Five days later he learned that patient tested positive for COVID-19.

“Our hearts just sunk thinking through that they've gone back to work,” he said. “Who else did they interact with? They've gone home to their families. How wide is this going to spread?”

Those concerns came true. So far, ten San Jose firefighters have tested positive and nearly 60 were quarantined for possible exposure.

“This is unlike anything we’ve ever experienced and hope to never experience again,” he said. 

With 189 cases and six deaths reported by the county’s public health department as of Thursday, Santa Clara residents have been impacted the hardest in the Bay Area. As a result, South Bay fire crews like San Jose’s can face a greater risk for contracting the disease. 

In a comment provided to NBC Bay Area, a spokesperson for SJFD said most of the ten firefighters who tested positive for the virus are reporting moderate symptoms and the one hospitalized has been released.

The Investigative Unit learned while California has a strong mutual aid system, local, county and state fire officials consider the magnitude and duration of this emergency unprecedented and say it could strain resources and personnel in the months ahead.

The Investigative Unit reached out to 13 fire departments across the Bay Area. As of this Thursday, eight responded, reporting 11 confirmed COVID-19 cases involving firefighters and more than 80 quarantined. 

“This is not a sprint. [This emergency] is really going to be a marathon,” Ret. Fire and Rescue Chief Kim Zagaris told NBC Bay Area. “In the end, we're all dealing with making sure we have enough medical supplies: the gloves, the masks, the protective personal equipment (PPE) to cover the public safety folks. They're in short supply,"
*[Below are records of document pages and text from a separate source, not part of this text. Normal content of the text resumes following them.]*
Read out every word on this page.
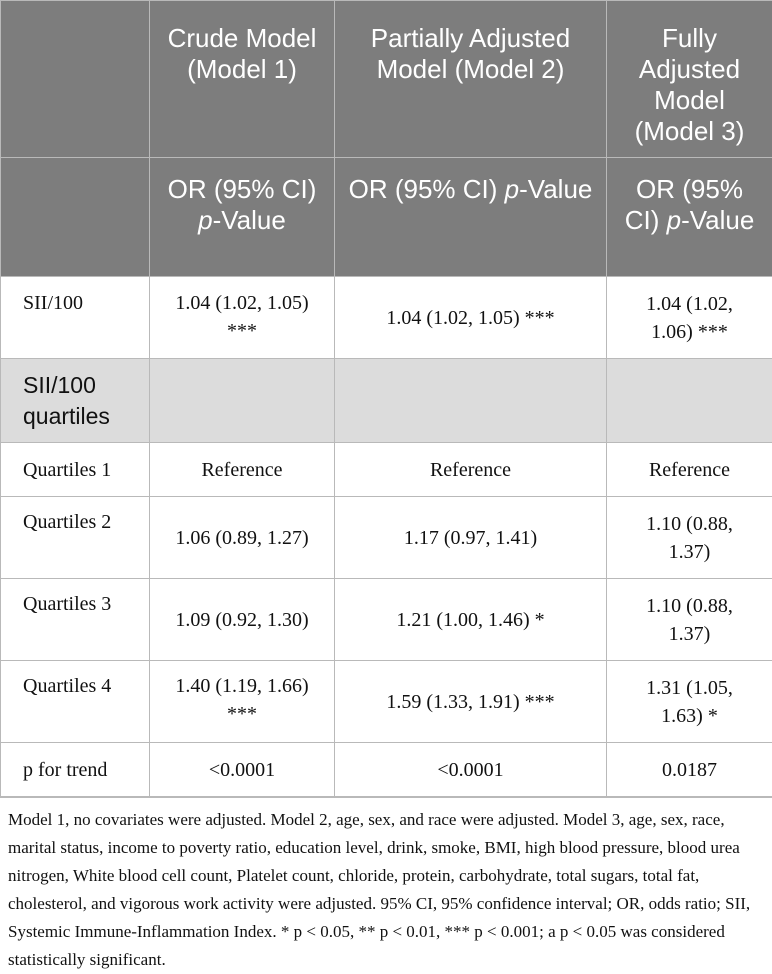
	Crude Model (Model 1)	Partially Adjusted Model (Model 2)	Fully Adjusted Model (Model 3)
	OR (95% CI) p-Value	OR (95% CI) p-Value	OR (95% CI) p-Value
SII/100	1.04 (1.02, 1.05) ***	1.04 (1.02, 1.05) ***	1.04 (1.02, 1.06) ***
SII/100 quartiles			
Quartiles 1	Reference	Reference	Reference
Quartiles 2	1.06 (0.89, 1.27)	1.17 (0.97, 1.41)	1.10 (0.88, 1.37)
Quartiles 3	1.09 (0.92, 1.30)	1.21 (1.00, 1.46) *	1.10 (0.88, 1.37)
Quartiles 4	1.40 (1.19, 1.66) ***	1.59 (1.33, 1.91) ***	1.31 (1.05, 1.63) *
p for trend	<0.0001	<0.0001	0.0187
Model 1, no covariates were adjusted. Model 2, age, sex, and race were adjusted. Model 3, age, sex, race, marital status, income to poverty ratio, education level, drink, smoke, BMI, high blood pressure, blood urea nitrogen, White blood cell count, Platelet count, chloride, protein, carbohydrate, total sugars, total fat, cholesterol, and vigorous work activity were adjusted. 95% CI, 95% confidence interval; OR, odds ratio; SII, Systemic Immune-Inflammation Index. * p < 0.05, ** p < 0.01, *** p < 0.001; a p < 0.05 was considered statistically significant.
See how a firefighter paramedic puts on safety gear before going to a possible COVID-19 call.

Zagaris says the state does have a pandemic emergency plan it is enacting – one requiring significant collaboration.

“Unlike a fire emergency or some of the other emergencies, this really involves every end of state government,” he said. “Our local government partners, our federal partners and a great deal of coordination is going on to get the message out to the public as a whole.”
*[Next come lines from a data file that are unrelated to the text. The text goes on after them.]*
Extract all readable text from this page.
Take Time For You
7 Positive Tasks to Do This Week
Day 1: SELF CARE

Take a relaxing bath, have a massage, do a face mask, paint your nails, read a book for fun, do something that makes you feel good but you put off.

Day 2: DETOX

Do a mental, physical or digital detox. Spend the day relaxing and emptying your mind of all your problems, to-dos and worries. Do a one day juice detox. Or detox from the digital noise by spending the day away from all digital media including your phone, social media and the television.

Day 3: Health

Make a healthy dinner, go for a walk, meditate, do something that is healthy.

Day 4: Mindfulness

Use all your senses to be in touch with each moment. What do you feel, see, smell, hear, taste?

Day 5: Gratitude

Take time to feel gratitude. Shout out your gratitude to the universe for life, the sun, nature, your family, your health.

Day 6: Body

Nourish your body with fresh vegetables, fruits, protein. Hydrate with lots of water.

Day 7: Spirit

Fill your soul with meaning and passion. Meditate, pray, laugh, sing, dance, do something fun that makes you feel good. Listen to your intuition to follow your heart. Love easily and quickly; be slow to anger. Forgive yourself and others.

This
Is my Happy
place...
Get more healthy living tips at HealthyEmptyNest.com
Zagaris, who spent 17 years as fire and rescue chief with California’s Office of Emergency Services, said the federal government is helping California with medical supplies, which may already be trickling into the Bay Area. 

As part of mutual aid agreements with local fire districts, Chief Bowden plays a role in assisting departments like SJFD when they need assistance or their personnel levels drop. He says he's concerned about his crews facing a similar situation, but is confident in the new measures to address potential exposure: more screening questions at dispatch, rotating command shifts and remote conferencing and reliance on personal protective equipment, or PPE.

The best thing we can do and ask from our public is to help us. Let the dispatcher know if you're having signs and symptoms because that's the trigger to allow our firefighters to better protect themselves.

Tony Bowden | Santa Clara County Fire Chief

As states like Florida, New York and Michigan begin dealing with similar situations, fire officials in California say the mutual aid system has helped them tack everything from wildfires to earthquakes, but they’ve also expressed a specific concern.

“What remains to be seen is if the entire state is hit, how often can we help each other?” asked Kaldor.

Every fire official NBC Bay Area spoke with emphasized their commitment to service, protecting the public and the importance of following public health guidelines. But they also acknowledged they are in uncharted territory.

“We understand what it's like to fall and get hurt. To get cancer, or to be burned in a fire. We've had that time and time again,” Kaldor said. “But to have dozens and dozens of people impacted by this, to be told to quarantine. This is a new experience.”